If mummy took in as much sh** and abuse from daddy, most women find themselves doing the same thing. Women consciously learn from their mothers how they ought to be treated or treat men in their lives. This also happens to men. A friend of mine used to complain about his father beating up his mummy and he really hated it. Irony is, he ended up doing the same to his girlfriends.
One lady lost all respect in her mother and promised herself never to take sh** from a man. But when she got to her 20s, the only men she dated were abusive to her either emotionally or verbally. She nearly got married to a man who was the exact copy of her father. She got beat up by the guy but surprisingly that was the longest relationship she has ever had.
Even when we choose to do the opposite of what our parents did, sometimes it ends in heartache because we try too much not to be like them and end up losing ourselves while at it.

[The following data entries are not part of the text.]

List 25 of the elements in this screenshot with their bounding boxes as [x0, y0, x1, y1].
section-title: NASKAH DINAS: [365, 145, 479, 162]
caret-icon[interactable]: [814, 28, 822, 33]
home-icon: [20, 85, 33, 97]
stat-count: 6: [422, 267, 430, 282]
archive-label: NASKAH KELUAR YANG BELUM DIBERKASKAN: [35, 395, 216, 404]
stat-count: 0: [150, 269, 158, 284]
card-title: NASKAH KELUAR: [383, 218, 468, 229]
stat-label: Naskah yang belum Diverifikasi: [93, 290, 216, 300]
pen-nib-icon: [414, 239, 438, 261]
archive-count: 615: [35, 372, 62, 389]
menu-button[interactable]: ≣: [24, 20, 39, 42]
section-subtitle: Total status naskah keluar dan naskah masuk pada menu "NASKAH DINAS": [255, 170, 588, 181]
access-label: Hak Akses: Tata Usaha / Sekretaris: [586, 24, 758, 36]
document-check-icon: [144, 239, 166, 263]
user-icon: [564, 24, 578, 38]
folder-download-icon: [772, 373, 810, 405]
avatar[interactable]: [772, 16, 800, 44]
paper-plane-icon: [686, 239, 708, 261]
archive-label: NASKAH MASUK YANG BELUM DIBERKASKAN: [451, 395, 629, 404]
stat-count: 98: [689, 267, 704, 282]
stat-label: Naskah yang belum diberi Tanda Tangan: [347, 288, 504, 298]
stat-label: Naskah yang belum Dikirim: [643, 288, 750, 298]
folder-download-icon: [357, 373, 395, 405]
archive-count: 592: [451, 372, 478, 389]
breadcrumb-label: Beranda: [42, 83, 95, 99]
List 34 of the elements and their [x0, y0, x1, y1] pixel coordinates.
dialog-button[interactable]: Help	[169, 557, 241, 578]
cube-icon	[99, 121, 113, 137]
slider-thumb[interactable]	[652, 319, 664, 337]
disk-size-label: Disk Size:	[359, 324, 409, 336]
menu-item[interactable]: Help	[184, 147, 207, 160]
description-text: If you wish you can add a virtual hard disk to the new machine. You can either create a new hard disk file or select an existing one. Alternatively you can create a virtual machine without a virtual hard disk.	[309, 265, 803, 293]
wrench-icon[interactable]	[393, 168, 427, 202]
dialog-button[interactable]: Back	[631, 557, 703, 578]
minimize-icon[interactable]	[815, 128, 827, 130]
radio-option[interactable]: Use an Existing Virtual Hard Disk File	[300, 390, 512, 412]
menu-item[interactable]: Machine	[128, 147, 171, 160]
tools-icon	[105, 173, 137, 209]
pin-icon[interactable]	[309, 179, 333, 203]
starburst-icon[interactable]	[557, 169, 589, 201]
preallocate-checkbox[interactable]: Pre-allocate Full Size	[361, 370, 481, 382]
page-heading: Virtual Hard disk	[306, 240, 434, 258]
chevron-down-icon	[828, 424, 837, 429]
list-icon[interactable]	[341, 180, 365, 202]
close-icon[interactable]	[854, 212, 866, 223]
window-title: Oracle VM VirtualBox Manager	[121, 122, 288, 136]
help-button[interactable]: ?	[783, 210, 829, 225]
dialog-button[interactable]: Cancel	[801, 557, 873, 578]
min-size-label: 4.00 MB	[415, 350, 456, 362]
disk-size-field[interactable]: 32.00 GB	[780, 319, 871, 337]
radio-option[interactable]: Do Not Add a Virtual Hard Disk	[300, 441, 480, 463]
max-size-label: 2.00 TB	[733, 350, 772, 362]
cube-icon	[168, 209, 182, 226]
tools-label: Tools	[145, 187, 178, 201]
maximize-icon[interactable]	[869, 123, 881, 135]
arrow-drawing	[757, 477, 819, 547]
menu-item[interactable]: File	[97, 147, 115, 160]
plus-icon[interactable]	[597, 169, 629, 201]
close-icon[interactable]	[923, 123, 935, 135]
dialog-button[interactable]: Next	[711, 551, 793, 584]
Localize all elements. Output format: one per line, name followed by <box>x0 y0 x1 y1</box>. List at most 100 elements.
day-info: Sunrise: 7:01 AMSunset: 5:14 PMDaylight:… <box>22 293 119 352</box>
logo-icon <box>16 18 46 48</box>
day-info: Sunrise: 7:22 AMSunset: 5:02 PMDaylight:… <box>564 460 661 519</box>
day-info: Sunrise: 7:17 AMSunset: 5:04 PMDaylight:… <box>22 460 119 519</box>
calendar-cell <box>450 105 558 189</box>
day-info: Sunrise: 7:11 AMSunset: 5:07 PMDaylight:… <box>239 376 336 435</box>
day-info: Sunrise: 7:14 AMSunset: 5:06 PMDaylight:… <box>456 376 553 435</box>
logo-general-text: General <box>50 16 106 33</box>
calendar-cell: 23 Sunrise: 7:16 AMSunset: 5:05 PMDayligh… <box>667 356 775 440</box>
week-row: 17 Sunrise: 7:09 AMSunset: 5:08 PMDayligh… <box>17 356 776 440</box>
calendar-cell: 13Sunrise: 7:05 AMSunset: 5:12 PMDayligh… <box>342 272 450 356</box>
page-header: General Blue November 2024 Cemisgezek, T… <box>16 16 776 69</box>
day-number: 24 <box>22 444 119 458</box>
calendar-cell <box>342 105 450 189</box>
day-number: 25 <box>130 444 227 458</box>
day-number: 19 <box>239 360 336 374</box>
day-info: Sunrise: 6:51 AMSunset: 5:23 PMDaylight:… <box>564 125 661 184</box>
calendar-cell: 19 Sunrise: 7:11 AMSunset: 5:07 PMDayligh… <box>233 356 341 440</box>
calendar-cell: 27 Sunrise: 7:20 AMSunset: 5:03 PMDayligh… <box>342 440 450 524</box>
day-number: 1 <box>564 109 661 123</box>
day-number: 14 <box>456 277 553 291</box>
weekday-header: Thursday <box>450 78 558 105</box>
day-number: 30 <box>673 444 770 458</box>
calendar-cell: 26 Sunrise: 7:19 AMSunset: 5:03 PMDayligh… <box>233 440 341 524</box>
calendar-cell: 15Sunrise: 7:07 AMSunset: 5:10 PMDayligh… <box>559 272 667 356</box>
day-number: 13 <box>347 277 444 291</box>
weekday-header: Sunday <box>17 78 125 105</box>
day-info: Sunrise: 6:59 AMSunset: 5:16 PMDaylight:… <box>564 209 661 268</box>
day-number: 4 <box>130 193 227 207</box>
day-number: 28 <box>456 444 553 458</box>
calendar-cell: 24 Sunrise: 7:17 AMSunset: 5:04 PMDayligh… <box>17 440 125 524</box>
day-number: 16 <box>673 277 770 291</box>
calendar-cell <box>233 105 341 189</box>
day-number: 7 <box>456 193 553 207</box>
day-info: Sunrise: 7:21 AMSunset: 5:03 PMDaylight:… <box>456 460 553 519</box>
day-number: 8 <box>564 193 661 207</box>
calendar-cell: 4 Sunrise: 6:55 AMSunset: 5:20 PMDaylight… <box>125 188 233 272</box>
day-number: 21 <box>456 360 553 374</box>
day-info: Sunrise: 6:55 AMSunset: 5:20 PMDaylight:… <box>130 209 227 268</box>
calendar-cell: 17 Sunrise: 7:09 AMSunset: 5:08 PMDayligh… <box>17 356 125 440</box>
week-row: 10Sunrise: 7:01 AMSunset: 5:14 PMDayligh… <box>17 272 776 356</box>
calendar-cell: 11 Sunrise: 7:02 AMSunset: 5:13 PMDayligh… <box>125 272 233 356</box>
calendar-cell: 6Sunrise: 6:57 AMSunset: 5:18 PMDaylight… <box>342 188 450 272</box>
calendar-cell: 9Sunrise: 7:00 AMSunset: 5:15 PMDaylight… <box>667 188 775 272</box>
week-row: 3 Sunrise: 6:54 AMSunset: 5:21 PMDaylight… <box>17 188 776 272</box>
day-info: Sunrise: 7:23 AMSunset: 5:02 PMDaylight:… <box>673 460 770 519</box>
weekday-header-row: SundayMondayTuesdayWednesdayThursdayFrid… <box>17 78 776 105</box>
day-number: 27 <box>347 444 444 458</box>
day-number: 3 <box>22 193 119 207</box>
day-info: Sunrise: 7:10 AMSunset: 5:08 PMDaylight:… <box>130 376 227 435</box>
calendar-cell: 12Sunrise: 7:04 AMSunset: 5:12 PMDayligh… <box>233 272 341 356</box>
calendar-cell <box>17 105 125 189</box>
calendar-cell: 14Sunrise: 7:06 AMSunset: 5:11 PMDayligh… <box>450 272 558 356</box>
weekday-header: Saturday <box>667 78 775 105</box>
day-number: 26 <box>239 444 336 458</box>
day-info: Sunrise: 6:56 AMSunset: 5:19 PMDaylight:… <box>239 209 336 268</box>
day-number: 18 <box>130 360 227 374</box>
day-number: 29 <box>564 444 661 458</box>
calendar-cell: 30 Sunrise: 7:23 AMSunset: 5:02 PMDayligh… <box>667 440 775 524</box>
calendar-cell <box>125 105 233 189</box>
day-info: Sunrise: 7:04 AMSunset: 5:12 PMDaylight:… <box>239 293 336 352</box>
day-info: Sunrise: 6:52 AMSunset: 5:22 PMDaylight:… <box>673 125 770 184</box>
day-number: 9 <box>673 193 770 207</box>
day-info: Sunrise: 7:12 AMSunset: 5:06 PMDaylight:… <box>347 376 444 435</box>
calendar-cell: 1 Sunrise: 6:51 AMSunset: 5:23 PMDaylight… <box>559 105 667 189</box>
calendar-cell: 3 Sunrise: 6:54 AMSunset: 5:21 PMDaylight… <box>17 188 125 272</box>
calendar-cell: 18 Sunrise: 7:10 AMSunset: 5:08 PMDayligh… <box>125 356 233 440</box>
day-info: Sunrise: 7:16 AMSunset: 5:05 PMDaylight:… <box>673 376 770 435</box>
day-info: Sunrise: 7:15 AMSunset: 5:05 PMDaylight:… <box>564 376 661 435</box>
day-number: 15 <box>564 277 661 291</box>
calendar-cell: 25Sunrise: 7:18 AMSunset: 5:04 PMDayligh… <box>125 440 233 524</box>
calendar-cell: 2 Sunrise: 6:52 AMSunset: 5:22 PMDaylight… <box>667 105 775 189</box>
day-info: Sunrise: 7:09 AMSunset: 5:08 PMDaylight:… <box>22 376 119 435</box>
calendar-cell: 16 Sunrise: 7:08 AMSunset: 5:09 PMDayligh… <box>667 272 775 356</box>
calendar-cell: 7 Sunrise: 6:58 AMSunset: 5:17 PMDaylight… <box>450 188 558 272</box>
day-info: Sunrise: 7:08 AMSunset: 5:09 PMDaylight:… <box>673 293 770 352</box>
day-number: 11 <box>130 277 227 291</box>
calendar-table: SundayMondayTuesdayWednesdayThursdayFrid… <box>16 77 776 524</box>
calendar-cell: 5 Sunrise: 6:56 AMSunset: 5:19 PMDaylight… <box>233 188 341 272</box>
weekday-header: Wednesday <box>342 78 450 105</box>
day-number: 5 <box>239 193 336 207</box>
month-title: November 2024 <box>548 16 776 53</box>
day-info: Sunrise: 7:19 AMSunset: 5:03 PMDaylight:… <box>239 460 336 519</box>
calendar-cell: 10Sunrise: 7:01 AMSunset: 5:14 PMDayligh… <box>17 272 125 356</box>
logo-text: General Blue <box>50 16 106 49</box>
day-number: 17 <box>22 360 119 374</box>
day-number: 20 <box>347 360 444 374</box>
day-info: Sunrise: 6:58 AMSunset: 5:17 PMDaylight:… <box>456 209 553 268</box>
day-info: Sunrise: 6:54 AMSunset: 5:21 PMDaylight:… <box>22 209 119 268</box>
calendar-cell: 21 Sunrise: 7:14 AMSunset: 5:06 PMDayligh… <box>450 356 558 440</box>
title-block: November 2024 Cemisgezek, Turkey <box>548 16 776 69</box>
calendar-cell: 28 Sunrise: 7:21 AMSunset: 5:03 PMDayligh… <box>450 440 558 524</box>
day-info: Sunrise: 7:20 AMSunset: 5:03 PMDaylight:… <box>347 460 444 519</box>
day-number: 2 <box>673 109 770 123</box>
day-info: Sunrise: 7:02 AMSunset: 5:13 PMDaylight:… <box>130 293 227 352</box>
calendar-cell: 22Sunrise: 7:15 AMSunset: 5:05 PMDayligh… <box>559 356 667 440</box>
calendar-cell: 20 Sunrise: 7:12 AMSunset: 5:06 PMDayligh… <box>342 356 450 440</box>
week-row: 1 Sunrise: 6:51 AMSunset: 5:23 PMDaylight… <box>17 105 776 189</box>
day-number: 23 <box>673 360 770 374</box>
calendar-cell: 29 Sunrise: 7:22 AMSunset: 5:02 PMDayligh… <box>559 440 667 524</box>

If someone grows up in a family where the parents were alcoholics or never there and is forced to shoulder the responsibility of taking care of the other siblings, that person is likely to fall for partners who never grow up; partners who need constant care. And if it’s a home filled with suspicion of infidelity, the person may have trust issues, no matter how many faithful people he or she meets along the way.
Take a reflective look on your life coz where you come from will point you to what you are today. Don’t let the ordeals of your childhood define who you become. Seek help and deal with the past coz it might cost you finding true love and happiness.